How to turn Steem weakness into Steem advantage?

A week after launch SMD has a discount to USD from 10% to 20%. Now it is about 14%

Real SMD

Whitepaper states:

If SMD trades for less than $1.00 USD and the debt-to-ownership ratio is over 10% then the feeds should be adjusted upward give more STEEM per SMD. This will increase demand for SMD while also reducing the debt-to-ownership ratio and returning SMD to parity with USD.

If SMD trades for less than $1.00 USD and the debt-to-ownership ratio is over 10% then the feeds should be adjusted upward give more STEEM per SMD. This will increase demand for SMD while also reducing the debt-to-ownership ratio and returning SMD to parity with USD.

Assuming the value of STEEM is growing faster than Steem is creating new SMD, the debt-to-ownership ratio should remain under the target ratio and the interest offered benefits everyone. If the value of the network is flat or falling, then any interest offered will only make the debt-to-ownership ratio worse.

In effect, feed producers are entrusted with the responsibility of setting monetary policy for the purpose of maintaining a stable peg to the USD. Abuse of this power can harm the value of STEEM so SP holders are wise to vote for witnesses that can be counted on to adjust the price feed and interest rates according to the rules outlined above.

So we have excellent tool to fix that. Now nobody use this right to adjust to market demand. Everybody use default 10% interest rate.

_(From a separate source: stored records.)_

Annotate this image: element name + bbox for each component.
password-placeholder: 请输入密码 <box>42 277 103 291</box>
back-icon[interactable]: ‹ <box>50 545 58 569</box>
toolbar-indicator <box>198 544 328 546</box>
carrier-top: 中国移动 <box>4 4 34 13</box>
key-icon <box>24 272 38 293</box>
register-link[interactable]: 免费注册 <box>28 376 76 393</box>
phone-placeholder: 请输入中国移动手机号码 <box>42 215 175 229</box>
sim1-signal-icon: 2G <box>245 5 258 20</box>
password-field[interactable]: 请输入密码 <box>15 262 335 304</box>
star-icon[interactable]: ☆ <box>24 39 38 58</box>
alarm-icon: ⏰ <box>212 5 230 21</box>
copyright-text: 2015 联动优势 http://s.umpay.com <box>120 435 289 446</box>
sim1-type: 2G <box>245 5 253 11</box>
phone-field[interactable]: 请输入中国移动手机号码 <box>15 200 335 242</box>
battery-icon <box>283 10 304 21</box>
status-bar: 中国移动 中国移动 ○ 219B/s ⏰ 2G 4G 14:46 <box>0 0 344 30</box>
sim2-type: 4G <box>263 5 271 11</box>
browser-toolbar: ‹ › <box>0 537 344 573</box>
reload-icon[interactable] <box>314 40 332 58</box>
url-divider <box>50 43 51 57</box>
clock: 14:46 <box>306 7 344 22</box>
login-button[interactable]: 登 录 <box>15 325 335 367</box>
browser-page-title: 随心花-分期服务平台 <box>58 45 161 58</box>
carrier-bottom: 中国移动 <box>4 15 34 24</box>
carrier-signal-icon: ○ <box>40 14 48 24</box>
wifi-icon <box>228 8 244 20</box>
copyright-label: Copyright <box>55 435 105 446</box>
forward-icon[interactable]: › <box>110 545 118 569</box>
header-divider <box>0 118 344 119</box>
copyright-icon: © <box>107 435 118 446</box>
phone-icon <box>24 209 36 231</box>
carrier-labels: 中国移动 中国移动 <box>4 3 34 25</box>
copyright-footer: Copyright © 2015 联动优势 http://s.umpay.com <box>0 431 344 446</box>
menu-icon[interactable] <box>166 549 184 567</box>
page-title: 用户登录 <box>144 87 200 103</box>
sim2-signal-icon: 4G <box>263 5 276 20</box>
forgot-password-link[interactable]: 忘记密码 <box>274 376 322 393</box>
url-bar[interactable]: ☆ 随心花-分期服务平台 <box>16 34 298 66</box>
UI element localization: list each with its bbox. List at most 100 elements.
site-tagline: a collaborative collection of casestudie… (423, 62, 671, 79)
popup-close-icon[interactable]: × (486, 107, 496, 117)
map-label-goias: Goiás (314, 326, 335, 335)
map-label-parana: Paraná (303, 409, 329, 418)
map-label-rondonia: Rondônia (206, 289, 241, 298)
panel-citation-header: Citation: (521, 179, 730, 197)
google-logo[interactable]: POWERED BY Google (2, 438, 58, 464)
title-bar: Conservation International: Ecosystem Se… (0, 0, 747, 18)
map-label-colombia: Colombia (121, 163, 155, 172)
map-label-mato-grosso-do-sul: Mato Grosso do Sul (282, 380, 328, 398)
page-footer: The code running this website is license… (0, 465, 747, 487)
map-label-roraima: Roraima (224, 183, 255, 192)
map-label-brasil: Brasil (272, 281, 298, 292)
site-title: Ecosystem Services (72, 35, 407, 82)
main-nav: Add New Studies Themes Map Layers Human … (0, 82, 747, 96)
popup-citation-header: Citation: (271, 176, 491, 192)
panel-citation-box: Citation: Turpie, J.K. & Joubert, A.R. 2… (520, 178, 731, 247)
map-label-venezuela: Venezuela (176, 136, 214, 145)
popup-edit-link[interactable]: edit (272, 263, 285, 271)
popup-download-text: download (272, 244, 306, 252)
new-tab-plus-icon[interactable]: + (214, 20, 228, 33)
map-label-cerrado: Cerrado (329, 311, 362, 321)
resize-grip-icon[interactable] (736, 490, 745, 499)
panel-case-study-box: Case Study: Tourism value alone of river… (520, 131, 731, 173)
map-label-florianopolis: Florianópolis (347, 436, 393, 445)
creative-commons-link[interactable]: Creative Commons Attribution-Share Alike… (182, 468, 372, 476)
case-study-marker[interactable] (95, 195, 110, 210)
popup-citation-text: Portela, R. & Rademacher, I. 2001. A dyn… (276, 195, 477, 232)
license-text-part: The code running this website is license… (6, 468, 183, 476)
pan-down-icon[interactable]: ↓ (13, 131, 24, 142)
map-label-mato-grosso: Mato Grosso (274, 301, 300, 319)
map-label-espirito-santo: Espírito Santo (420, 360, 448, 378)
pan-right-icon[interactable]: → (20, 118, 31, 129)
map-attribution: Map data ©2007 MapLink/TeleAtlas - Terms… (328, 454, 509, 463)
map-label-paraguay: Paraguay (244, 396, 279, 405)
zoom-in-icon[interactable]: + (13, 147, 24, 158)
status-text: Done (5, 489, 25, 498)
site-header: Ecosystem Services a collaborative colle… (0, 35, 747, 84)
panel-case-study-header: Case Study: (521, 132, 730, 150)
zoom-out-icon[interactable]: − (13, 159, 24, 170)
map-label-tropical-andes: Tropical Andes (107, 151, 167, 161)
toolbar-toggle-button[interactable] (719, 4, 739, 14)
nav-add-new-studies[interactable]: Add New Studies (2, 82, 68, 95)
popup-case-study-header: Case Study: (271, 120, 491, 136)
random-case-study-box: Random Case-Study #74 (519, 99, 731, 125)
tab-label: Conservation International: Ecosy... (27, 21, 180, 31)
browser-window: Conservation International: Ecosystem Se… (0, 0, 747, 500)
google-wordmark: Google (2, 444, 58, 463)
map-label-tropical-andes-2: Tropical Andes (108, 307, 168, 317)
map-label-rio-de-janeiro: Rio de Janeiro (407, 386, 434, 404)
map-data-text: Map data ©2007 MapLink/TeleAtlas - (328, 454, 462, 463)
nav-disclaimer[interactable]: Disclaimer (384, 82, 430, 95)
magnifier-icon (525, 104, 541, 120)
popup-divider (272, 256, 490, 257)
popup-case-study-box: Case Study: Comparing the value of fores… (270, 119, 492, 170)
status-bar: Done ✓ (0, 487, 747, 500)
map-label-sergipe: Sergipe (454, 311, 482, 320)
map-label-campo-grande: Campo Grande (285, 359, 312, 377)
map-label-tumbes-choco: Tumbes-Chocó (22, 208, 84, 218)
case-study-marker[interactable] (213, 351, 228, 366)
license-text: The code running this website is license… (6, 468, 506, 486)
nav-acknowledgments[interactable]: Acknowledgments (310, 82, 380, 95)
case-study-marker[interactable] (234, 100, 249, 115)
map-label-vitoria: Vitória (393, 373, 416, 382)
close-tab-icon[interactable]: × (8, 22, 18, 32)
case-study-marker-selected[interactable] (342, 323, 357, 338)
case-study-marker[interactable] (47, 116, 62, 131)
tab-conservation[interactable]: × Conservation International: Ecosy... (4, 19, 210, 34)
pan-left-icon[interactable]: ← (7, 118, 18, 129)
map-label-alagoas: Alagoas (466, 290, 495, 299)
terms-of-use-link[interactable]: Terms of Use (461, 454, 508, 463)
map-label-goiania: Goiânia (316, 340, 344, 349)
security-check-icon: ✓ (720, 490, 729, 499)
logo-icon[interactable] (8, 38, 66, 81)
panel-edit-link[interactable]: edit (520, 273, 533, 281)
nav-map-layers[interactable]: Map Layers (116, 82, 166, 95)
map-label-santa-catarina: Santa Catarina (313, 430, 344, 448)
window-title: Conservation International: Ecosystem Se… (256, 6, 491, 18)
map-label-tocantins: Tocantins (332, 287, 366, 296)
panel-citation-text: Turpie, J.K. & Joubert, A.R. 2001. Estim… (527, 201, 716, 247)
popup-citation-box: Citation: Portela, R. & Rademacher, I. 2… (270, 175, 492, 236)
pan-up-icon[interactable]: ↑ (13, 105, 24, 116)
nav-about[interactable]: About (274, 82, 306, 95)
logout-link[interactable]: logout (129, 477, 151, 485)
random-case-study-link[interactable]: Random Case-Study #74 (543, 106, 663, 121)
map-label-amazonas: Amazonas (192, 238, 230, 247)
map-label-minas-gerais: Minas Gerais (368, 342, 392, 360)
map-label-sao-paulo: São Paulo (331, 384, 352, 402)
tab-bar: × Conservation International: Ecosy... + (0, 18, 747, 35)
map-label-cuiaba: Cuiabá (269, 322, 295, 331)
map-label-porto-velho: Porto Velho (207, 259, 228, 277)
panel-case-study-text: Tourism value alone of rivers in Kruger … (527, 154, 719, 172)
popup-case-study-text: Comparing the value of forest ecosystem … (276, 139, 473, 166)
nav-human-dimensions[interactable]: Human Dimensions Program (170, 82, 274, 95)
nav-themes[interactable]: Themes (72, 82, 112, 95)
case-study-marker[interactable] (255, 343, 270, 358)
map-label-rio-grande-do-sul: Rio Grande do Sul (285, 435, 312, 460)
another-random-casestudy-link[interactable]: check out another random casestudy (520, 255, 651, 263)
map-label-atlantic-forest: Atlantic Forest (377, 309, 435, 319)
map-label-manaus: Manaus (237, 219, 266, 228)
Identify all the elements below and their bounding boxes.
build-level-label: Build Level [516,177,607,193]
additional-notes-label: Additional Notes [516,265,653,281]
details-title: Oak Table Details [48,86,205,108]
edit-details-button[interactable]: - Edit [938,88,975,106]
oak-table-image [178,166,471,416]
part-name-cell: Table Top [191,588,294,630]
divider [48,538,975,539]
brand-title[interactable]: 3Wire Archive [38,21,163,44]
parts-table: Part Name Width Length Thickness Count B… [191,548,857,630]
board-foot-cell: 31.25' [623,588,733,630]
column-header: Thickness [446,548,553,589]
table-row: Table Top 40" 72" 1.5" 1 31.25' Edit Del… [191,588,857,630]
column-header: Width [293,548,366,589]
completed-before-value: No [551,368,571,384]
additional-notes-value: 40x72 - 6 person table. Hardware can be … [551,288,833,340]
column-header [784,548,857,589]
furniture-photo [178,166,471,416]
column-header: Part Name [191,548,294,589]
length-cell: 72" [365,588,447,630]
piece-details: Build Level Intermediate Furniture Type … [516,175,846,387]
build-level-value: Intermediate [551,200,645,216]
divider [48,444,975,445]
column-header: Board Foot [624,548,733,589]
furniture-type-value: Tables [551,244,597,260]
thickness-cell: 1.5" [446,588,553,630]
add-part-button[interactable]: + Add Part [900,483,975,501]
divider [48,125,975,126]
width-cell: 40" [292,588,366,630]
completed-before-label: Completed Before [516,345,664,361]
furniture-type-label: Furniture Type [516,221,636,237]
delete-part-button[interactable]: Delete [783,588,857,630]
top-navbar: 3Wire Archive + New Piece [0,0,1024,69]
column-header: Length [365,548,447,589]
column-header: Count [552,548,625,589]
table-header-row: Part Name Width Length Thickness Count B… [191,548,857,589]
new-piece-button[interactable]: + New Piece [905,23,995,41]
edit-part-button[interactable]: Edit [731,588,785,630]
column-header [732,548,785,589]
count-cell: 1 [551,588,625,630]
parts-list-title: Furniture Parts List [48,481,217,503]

As of block 3,044,004 Debt to Ownership ratio is 1.66% (1556178.966 STEEM / 93610169.201 STEEM). It is far beyond 5% target. The have explosive growth in terms of signups, engagement and retention. So we have huge leverage here to do with SMD rewards the same cool thing we did with authors rewards.

So my proposal to start move target interest rate to 15% target, perhaps, even 20% as SMD interest in our case should compete with Steem Power. Let's start a discussion.

Updated a Title

My point is that we can turn our weakness (high SMD spread) into our advantage (enormous USD interest rate). With current leverage we can do this.